Há, ainda, outros benefícios. Segundo a executiva, Ayalumbra prioriza o impacto sobre os oceanos, a Heading for Change olha para impacto social de comunidades vulneráveis e o BID quer acompanhar a implementação de frameworks ESG no fundo.
A entrada do BID como investidor-âncora ajudou na captação, mas Cordero reforça que o retorno previsto é de mercado, sem qualquer característica filantrópica ou de blended finance. Apesar do risco cambial da região, o fundo tem entregado um retorno de duplo dígito em dólar, como previsto, segundo a executiva – o fundo não divulga a rentabilidade.
O veículo tem um mecanismo de performance que define metas de impacto. A principal é a quantidade de produção de plástico a ser evitada: seis milhões de toneladas.
Para aumentar o volume de reciclagem, a gestora conta com a ajuda da regulação contra o material na América Latina. Chile e Colômbia são países que aprovaram recentemente limitações ao plástico de uso único. No Brasil, a expectativa é que um decreto da Presidência da República aumente o volume da obrigatoriedade de plástico reciclado na indústria para 30%.
A emissão de créditos de plástico, que funcionam como créditos de carbono e podem ser comercializados entre as partes para cumprimento de metas, não faz parte da estratégia. “Não adianta a gente atingir a meta financeira se a gente não tiver a meta de impacto, de toneladas de plásticos que a gente evita que vá para o oceano”, diz Cordeiro.

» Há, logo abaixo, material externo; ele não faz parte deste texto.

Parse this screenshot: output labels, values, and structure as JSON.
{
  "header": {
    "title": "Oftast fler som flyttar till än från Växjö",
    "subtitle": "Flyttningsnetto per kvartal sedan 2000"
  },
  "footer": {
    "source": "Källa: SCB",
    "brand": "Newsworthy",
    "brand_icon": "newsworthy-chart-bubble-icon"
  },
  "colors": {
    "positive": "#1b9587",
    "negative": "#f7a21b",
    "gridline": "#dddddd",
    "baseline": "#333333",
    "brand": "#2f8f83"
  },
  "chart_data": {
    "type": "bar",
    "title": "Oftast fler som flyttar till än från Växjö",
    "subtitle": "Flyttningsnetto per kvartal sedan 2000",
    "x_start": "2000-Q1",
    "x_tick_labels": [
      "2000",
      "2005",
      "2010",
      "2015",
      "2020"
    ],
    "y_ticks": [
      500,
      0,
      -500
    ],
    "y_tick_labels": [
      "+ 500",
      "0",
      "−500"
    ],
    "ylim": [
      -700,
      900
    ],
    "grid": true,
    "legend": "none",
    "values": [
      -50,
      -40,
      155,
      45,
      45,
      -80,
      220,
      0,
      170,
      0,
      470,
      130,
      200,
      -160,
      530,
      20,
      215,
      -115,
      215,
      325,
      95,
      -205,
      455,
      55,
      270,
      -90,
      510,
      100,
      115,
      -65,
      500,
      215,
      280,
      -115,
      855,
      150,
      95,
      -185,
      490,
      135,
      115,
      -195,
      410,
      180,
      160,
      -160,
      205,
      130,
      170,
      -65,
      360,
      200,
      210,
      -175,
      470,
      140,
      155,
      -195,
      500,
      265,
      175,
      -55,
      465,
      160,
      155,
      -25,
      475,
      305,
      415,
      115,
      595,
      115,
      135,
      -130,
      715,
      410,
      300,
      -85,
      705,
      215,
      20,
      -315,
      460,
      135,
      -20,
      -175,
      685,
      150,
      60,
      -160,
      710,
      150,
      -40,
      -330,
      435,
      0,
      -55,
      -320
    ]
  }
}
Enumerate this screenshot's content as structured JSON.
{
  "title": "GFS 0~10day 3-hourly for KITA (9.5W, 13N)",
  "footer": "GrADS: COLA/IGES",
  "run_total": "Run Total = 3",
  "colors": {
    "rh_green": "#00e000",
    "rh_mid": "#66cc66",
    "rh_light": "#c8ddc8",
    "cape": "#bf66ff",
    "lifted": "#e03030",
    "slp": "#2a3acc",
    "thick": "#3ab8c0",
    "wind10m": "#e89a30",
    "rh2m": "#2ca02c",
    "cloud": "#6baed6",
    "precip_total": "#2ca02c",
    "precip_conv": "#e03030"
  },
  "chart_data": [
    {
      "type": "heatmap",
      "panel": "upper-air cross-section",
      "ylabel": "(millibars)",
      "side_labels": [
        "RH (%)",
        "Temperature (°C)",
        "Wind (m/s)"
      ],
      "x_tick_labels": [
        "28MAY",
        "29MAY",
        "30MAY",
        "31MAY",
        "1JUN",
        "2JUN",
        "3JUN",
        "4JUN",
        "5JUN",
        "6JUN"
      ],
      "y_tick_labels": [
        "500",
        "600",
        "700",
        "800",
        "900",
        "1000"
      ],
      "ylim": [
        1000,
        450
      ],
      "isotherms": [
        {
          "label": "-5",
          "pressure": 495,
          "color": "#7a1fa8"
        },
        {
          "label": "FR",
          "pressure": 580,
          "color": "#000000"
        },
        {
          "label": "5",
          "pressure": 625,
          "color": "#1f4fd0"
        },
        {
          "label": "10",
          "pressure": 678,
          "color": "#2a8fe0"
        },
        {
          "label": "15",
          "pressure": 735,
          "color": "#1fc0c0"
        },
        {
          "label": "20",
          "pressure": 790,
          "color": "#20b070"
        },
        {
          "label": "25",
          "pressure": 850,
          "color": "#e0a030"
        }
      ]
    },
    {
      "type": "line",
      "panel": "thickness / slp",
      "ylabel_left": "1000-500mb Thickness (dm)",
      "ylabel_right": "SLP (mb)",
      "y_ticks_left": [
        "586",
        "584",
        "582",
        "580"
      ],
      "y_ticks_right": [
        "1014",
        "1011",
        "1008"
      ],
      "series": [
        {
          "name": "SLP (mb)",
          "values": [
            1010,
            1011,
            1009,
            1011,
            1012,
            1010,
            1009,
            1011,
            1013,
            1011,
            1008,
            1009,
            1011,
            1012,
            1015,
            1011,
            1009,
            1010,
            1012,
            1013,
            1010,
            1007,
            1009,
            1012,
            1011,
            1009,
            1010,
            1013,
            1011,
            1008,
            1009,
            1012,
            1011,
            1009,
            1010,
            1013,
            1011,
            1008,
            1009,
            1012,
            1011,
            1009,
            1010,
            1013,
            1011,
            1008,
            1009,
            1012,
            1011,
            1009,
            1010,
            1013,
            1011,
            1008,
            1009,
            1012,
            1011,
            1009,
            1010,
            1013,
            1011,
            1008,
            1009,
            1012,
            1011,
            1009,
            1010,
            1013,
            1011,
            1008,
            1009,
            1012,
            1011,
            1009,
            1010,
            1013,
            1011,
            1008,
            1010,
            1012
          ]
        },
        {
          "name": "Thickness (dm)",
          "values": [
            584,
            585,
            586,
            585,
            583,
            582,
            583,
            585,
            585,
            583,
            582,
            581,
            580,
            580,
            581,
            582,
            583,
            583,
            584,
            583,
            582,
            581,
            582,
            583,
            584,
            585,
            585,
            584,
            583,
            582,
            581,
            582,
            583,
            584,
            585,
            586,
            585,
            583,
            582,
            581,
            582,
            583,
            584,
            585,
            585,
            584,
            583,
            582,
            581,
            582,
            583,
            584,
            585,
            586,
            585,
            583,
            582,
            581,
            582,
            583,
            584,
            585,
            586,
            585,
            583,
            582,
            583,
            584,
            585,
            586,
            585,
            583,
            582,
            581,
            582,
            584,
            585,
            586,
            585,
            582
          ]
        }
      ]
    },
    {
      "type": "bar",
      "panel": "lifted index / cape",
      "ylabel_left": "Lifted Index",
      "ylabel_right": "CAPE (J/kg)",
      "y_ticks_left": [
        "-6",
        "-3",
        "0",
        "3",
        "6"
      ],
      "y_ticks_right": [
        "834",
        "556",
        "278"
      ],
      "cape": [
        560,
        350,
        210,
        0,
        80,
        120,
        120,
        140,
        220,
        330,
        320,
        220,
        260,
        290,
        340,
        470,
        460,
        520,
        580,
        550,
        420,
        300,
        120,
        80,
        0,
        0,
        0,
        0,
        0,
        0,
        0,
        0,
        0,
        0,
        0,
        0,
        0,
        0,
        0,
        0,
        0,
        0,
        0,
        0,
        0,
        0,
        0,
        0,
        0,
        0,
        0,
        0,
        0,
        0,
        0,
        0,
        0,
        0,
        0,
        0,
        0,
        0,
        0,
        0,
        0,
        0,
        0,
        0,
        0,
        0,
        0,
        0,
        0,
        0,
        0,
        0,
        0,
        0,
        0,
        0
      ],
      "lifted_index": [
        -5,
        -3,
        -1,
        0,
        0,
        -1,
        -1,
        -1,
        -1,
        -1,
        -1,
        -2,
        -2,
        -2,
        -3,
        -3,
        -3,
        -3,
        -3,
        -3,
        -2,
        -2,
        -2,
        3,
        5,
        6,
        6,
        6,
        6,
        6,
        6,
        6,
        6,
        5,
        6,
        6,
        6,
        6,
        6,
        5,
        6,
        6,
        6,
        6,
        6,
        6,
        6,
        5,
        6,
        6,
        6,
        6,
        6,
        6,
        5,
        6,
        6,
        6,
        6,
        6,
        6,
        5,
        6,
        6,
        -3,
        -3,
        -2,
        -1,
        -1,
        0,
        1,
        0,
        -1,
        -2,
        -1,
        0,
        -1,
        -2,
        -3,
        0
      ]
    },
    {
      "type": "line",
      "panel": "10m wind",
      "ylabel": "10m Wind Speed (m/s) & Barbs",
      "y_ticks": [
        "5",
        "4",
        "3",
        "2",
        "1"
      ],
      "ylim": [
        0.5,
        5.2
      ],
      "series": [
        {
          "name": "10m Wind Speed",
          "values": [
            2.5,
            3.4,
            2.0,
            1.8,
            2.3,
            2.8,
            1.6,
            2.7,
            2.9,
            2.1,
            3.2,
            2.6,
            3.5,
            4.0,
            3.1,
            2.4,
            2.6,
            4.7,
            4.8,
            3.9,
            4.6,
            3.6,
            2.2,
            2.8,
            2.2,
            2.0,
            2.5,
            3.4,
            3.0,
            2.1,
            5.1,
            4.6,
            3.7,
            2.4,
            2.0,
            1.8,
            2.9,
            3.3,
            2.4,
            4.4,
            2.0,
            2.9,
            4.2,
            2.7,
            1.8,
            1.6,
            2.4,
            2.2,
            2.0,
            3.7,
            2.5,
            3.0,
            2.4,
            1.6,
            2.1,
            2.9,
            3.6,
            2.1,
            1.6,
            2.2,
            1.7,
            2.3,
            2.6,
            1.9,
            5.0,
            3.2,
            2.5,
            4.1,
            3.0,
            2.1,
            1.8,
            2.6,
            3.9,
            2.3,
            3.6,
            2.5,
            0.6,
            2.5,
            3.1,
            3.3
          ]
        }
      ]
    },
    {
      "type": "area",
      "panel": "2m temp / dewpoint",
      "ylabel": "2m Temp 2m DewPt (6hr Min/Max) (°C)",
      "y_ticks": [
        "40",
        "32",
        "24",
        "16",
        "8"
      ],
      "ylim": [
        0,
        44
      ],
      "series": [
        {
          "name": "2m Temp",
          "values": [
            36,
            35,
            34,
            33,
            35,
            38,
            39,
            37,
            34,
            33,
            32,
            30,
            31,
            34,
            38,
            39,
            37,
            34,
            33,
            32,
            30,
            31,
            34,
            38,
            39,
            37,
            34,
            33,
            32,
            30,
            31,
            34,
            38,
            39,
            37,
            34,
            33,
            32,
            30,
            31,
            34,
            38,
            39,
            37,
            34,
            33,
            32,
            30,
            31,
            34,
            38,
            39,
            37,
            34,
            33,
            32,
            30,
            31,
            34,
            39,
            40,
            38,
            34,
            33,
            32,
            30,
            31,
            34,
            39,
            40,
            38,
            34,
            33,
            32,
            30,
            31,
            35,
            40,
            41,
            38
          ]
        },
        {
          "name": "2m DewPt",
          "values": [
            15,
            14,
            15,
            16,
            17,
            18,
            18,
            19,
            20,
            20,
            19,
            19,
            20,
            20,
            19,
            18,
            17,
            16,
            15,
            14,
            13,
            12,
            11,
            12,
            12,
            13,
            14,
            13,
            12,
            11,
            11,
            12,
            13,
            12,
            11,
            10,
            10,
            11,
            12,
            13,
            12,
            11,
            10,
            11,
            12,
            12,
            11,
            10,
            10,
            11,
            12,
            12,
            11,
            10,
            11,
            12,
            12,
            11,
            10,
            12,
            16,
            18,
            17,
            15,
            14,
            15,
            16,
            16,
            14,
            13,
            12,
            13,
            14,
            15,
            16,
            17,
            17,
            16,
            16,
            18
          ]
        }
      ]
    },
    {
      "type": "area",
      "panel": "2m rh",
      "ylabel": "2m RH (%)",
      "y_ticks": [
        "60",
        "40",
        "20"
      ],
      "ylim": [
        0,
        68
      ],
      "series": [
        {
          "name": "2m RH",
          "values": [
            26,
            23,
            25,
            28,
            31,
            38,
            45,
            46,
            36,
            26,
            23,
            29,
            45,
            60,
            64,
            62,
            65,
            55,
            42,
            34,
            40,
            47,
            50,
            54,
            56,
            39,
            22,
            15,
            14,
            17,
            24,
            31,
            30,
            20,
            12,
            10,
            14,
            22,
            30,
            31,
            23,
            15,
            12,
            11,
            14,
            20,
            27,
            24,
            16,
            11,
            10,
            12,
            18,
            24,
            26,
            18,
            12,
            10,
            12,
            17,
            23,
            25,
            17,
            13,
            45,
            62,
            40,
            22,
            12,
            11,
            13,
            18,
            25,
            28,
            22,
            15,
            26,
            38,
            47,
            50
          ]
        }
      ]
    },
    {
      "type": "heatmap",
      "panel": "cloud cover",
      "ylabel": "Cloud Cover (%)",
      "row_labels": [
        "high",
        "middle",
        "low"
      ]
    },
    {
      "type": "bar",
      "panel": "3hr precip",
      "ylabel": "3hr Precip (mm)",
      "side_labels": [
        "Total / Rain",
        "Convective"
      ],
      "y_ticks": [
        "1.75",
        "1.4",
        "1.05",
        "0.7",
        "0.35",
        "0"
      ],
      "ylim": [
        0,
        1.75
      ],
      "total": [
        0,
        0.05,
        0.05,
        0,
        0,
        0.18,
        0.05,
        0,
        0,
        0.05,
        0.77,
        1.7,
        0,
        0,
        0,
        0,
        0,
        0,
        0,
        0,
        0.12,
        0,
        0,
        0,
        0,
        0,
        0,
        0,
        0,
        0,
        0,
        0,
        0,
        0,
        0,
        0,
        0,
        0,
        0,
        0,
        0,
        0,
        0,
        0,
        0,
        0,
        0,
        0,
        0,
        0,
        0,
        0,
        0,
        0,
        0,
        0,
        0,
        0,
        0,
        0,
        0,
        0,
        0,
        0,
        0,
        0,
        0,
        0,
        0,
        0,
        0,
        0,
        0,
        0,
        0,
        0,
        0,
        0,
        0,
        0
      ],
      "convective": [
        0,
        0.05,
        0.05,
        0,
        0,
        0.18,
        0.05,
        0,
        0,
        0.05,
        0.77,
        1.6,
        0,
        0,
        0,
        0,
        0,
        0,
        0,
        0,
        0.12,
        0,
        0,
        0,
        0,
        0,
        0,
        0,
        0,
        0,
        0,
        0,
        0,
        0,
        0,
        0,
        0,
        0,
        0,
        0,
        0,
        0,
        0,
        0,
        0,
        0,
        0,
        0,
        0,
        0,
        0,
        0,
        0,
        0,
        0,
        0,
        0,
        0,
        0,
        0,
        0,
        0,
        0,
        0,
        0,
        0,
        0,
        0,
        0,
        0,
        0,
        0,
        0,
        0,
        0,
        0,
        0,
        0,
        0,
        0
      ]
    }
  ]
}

Uma estratégia de saída para os investimentos do fundo pode ser a venda de participação para grandes companhias – o mandato do fundo é de 10 anos. Na Índia, por exemplo, um dos primeiros veículos de investimento do tipo possibilitou a verticalização, com aquisição da recicladora Lucro pela Unilever Índia.
Análise ambiental
A escolha de empresas aptas para os investimentos envolve um trabalho não só de diligência financeira, mas também técnica e ambiental.
Como o investimento inicial foi em operações industriais de reciclagem, o risco de contaminação estava no radar, assim como as práticas de uso de água. Quando processos inadequados foram encontrados, o fundo abordou a empresa e orientou como fazer as mudanças.
Uma das certificações valorizadas pela Circulate Capital é, por exemplo, a Zero Pellet Loss. Ela comprova que determinada indústria da cadeia do plástico não está deixando escapar a matéria-prima, que poderia ir parar em canais d’água. Das quatro investidas do fundo para América Latina, duas têm o selo.
Para o futuro, a Circulate considera incorporar outros materiais em sua tese de investimentos, mas vê benefícios em conhecer o segmento do plástico. “Nosso diferencial é o foco. Ele permite um conhecimento grande sobre as empresas, que a gente possa ajudá-las, conectando-as e fazendo os melhores investimentos por conhecermos o setor”, diz Cordeiro.
*Atualizada às 12h45 para ajustar informação sobre o Latam Impact Fund e sobre o percentual de recursos ainda disponíveis para investimento do fundo.